Genes related to RNA metabolism were identified as differentially expressed. Small nucleolar RNAs (snoRNAs) participates in nucleolytic processing of rRNAs, post-transcriptional synthesis of 2′-O-methylated nucleotides and pseudouridines in rRNAs, small nuclear RNAs (snRNAs) and probably other cellular RNAs (Kiss 2002). The snoRNAs are divided into two classes. One class contains the box C/D motifs and directs the 2′-O methylation of rRNA and the other class contains box H and ACA elements and directs the isomerization of uridine to pseudouridine (Kiss 2002). Two RNA binding proteins, one that binds with box C/D snoRNA and one that binds with box H/ACA snoRNA were selected for qPCR validation. A Putative H/ACA ribonucleoprotein complex subunit 1-like protein 1 (SCCCCL5003D05.g) that functions in ribosome biogenesis, pre-mRNA splicing and telomere maintenance (Meier 2005) was repressed after 72 h of water withholding (Fig. 4). The ACA box family of snoRNAs was identified in 1996. At that time, Balakin et al. (1996), observed that all members of the Yeast ACA family were associated with proteins. The H hairpin elements in ACA snoRNAs was identified in the next year (Ganot et al. 1997). Nop56 is one of the proteins that binds in the box C/D core motif (Kiss 2002). Our work shows that a nucleolar protein Nop56 (SCBFLR1026B07.g) was repressed as was the Putative H/ACA ribonucleoprotein complex subunit 1-like cited earlier after 72 h of drought stress, but in this case both sense and antisense transcripts were repressed (Fig. 5). Another gene involved in RNA metabolism, a Ribonuclease (SCJLRT1016G06.g) was up-regulated after 72 h of drought stress in both sense and antisense transcripts (Fig. 5). This gene expression induction was 194.5-fold higher in the antisense transcript and 92.5-fold higher in the sense transcript. The ribonuclease (SCJLRT1016G06.g) has 84 % of identity with an S-like RNase from Triticum aestivum. S-RNase is also involved in self-incompatibility, phosphate starvation and inhibition of fungi hyphae development in plants (Goldraij et al. 2006; Qin et al. 2006; Cruz-Garcia et al. 2003; Kock et al. 2006; Hugot et al. 2002).
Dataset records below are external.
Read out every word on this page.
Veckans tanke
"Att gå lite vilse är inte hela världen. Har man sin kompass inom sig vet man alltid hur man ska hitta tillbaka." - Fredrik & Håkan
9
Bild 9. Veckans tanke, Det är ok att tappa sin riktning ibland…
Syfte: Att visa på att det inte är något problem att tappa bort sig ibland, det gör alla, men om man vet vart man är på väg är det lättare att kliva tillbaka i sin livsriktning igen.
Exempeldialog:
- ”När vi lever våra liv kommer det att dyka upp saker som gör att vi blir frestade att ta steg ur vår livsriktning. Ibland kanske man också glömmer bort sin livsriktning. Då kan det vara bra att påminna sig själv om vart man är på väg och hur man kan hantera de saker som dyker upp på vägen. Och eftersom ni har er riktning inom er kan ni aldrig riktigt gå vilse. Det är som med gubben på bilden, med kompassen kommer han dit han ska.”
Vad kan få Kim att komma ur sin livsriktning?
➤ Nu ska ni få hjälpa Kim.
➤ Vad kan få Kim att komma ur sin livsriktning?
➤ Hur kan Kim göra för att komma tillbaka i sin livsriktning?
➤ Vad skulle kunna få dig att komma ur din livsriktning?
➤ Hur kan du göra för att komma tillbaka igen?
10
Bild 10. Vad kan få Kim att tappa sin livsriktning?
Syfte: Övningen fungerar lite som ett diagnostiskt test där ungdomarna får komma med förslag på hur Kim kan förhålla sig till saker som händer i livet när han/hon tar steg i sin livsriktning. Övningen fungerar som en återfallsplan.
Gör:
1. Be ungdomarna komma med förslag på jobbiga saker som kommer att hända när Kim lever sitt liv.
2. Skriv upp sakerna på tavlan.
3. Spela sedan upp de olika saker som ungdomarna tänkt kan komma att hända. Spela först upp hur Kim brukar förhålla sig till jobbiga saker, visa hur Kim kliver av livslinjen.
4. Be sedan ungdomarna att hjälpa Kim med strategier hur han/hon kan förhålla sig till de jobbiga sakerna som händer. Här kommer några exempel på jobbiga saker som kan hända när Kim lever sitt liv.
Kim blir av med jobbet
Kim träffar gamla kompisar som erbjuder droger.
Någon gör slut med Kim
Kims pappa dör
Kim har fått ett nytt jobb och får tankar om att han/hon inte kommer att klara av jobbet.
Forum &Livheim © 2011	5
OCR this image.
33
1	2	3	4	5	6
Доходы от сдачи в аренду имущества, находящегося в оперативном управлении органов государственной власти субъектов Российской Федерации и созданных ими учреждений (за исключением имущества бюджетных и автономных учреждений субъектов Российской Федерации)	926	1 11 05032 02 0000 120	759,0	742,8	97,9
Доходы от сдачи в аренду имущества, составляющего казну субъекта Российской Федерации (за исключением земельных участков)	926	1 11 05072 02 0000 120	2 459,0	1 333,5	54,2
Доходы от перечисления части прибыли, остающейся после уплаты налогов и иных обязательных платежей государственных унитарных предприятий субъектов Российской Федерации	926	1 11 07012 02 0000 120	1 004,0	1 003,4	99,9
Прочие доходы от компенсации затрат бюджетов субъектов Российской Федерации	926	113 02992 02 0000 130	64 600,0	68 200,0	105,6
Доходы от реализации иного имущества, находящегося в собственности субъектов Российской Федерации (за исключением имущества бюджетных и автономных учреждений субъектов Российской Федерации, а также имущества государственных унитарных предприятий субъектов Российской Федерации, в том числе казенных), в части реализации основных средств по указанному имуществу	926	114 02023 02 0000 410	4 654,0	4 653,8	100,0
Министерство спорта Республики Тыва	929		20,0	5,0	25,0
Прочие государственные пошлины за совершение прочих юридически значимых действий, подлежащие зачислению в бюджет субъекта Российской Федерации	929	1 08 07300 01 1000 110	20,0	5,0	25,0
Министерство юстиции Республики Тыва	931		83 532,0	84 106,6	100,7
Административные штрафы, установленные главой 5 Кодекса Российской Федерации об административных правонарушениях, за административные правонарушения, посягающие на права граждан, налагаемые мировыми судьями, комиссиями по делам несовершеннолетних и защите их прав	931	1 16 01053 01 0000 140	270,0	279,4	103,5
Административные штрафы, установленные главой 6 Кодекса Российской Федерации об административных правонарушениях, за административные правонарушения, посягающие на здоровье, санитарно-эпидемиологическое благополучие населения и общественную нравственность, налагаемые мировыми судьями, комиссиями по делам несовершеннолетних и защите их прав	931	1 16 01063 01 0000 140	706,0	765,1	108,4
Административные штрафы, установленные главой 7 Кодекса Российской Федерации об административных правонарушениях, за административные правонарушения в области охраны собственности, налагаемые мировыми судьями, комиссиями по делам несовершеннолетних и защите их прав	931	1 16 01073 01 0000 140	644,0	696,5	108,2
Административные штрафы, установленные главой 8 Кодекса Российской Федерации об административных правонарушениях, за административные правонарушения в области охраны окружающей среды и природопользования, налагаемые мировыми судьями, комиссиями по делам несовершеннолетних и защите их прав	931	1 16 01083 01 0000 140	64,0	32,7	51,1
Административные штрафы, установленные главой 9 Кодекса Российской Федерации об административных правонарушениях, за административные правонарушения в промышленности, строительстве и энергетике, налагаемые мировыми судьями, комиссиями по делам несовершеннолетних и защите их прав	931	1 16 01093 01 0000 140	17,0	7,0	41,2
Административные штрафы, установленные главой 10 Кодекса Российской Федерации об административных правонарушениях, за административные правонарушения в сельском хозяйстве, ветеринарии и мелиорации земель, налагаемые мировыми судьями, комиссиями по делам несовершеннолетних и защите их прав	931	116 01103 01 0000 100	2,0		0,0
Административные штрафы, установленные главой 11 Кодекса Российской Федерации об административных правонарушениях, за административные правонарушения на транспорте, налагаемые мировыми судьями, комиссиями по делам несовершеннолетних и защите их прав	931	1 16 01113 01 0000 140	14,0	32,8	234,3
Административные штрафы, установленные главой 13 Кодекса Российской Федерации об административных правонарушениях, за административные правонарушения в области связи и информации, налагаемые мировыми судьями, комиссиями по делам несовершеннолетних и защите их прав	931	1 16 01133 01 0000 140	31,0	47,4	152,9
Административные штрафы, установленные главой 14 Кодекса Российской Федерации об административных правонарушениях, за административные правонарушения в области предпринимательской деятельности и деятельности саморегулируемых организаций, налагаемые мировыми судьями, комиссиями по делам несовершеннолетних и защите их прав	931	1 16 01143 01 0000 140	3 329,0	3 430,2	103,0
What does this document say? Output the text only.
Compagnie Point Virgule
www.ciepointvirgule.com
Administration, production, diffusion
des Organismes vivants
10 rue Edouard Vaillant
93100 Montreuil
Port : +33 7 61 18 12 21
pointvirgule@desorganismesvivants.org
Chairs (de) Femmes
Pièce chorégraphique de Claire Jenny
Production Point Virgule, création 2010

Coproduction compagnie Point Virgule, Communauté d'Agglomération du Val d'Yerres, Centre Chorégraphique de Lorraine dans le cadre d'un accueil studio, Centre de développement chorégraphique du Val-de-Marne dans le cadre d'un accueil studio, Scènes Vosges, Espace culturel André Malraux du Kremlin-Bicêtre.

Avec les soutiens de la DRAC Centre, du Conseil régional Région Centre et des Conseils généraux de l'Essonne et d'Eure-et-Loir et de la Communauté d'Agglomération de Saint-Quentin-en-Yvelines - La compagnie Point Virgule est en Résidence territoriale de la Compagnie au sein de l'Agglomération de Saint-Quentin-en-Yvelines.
The NAC transcription factor is well known as being part of drought signaling pathways. We identified that the sense/antisense transcript pair for ATAF1, a NAC domain transcription factor (SCJFRZ2014D06.g) was up-regulated after 72 h and the sense transcript was up-regulated after 120 h of drought. After 72 h of stress, the sense transcript induction was 38-fold and antisense induction was 51-fold. After 120 h of stress the induction was smaller, eightfold for sense transcripts (Fig. 5). Another NAC domain containing protein (SCCCCL3140E02.g) had only the sense transcripts up-regulated after 120 h of stress (Fig. 4). A NAC domain containing transcription factor was already identified as a target for miRNAs in switchgrass, a model biofuel plant species (Matts et al. 2010).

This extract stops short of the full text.